Tutorial 5: Molecular Dynamics and Water Models - Pair Correlation Functions in TIP3P and TIP4P Water


This example simulates one of the most common test systems imaginable, viz., a box of water in the canonical (NVT) ensemble. We will test two different water models: the ubiquitous three-site TIP3P model and the slightly less common four-site TIP4P model both developed by the Jorgensen group (references).
Water is a dense (about 1g·cm-3), polar liquid characterized by high cohesion, i.e., very strong intermolecular forces through hydrogen bonds. It has many unique properties experimentally that are not touched upon here. So far, all the tutorials used Monte Carlo simulation techniques. While in the early days of simulation work it was rather common to simulate dense simple liquids using Monte Carlo, it is important to understand that fundamentally this is close to a worst-case scenario in terms of applications for MC due to the complete coupling of all degrees of freedom in the system. For more details on this, consult this recent reference. Conversely, correlation between degrees of freedom is most naturally introduced by gradient-based methods, such as molecular dynamics. Therefore, we will use this tutorial as an introduction to the use of dynamics methods in CAMPARI. Given the simplicity of the system, you should feel free to run this as a Monte Carlo simulation as well.
The structure of liquids is most commonly analyzed by site-site pair correlation functions. Here, we will introduce you to CAMPARI's analysis facility and show how to generate data that is directly comparable to published reference data for these water models.

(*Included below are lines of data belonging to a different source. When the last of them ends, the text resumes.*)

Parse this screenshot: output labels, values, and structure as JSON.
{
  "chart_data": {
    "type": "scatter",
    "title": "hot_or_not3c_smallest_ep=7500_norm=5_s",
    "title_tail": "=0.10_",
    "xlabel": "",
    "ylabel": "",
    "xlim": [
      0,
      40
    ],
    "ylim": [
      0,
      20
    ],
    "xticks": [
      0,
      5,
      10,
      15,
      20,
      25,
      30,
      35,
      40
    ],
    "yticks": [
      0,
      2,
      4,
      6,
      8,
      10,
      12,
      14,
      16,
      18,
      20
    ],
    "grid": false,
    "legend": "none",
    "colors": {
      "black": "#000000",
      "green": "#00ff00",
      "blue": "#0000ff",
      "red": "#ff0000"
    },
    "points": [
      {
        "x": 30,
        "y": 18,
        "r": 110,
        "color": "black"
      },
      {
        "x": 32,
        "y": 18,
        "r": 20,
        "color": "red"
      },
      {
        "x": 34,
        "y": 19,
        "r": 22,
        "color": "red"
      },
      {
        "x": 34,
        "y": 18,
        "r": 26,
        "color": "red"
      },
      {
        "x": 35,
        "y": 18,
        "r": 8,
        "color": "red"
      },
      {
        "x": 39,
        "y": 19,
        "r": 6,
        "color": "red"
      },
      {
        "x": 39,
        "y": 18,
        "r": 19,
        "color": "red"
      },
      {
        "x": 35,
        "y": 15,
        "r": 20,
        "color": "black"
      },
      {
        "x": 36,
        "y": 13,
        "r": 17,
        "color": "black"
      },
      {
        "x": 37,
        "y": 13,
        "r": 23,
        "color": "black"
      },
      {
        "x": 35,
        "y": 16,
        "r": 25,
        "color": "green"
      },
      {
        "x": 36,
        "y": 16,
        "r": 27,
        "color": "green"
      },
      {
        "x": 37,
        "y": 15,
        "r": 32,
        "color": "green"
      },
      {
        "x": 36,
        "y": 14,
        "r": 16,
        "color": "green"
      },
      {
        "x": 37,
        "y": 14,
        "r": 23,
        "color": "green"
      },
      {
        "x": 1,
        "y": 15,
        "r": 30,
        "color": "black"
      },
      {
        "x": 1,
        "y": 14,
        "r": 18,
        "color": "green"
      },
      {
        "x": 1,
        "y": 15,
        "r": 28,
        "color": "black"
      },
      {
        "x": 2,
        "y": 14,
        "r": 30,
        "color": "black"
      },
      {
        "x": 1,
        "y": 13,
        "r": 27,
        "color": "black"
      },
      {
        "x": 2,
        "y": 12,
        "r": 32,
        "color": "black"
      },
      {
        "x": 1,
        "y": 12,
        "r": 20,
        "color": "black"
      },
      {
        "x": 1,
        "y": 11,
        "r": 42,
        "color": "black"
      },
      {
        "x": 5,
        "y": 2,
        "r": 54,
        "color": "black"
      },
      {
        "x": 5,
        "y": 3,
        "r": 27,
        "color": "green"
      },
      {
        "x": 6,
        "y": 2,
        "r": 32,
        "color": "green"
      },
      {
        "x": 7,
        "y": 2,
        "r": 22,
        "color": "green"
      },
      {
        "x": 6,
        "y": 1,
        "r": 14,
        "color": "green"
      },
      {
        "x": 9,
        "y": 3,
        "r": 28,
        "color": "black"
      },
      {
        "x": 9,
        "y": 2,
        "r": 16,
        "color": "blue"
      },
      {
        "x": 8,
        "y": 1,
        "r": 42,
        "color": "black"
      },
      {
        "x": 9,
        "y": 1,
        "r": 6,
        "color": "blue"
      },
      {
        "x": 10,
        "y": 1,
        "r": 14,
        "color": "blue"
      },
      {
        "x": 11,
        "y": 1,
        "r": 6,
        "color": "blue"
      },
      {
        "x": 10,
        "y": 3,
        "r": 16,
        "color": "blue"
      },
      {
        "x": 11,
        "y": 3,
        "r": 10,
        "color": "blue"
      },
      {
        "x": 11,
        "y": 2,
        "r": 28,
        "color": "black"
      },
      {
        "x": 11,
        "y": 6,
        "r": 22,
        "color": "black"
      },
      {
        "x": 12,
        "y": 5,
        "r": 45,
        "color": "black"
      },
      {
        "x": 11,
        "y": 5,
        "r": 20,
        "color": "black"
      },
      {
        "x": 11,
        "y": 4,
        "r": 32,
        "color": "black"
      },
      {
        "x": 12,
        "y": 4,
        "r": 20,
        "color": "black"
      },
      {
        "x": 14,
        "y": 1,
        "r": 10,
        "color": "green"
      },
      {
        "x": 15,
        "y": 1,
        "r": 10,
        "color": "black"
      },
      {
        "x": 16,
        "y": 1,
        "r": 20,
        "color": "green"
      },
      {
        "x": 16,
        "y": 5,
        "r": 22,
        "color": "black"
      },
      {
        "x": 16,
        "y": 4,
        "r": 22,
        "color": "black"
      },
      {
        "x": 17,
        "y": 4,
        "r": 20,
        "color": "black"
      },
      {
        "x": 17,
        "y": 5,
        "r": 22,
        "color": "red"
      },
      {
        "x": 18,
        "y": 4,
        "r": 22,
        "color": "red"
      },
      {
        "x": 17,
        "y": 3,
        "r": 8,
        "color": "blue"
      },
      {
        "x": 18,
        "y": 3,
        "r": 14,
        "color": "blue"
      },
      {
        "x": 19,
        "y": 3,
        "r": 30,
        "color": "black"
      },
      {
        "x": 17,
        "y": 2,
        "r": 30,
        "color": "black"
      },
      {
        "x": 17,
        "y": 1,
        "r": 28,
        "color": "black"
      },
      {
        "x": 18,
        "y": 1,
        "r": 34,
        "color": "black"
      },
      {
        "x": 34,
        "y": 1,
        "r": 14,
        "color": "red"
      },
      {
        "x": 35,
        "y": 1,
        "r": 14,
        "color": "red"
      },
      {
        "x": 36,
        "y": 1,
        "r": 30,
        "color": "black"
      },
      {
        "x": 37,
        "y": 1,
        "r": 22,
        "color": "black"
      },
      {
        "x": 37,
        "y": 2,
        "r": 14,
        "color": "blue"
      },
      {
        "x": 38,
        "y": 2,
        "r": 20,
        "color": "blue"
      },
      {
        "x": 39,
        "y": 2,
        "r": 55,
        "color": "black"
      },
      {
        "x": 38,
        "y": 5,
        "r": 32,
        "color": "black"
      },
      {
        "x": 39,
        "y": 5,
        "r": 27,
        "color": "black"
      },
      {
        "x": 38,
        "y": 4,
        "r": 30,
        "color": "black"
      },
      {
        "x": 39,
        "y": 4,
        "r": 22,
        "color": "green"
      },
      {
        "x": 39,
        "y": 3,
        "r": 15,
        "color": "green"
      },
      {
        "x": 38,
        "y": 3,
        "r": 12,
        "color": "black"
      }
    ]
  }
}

Step 1 - Set size and determine number of water molecules to be used

First, create two empty directories (one for each water model). Let us assume you start with TIP4P. Here, we choose a 32.0x32.0x32.0Å periodic, cubic box:

FMCSC_SIZE 32.0 32.0 32.0
FMCSC_SEQFILE <full path to working directory for TIP4P>/T4P.seq

You should be able to compute the number of water molecules yourself with the knowledge that the in silico density at room temperature is extremely close to 1g·cm-3 for both TIP3P and TIP4P. However, remember that in case the density is only approximately known, it is always safer to i) use overall larger boxes, and ii) err in the setup of an NVT simulation on the lower density side (take a few molecules less). This reduces the impact of pressure artifacts. Now create two sequence files in the respective directories with the corresponding number of entries for either "T3P" or "T4P" and both terminated by "END". Call them T3P.seq and T4P.seq, respectively.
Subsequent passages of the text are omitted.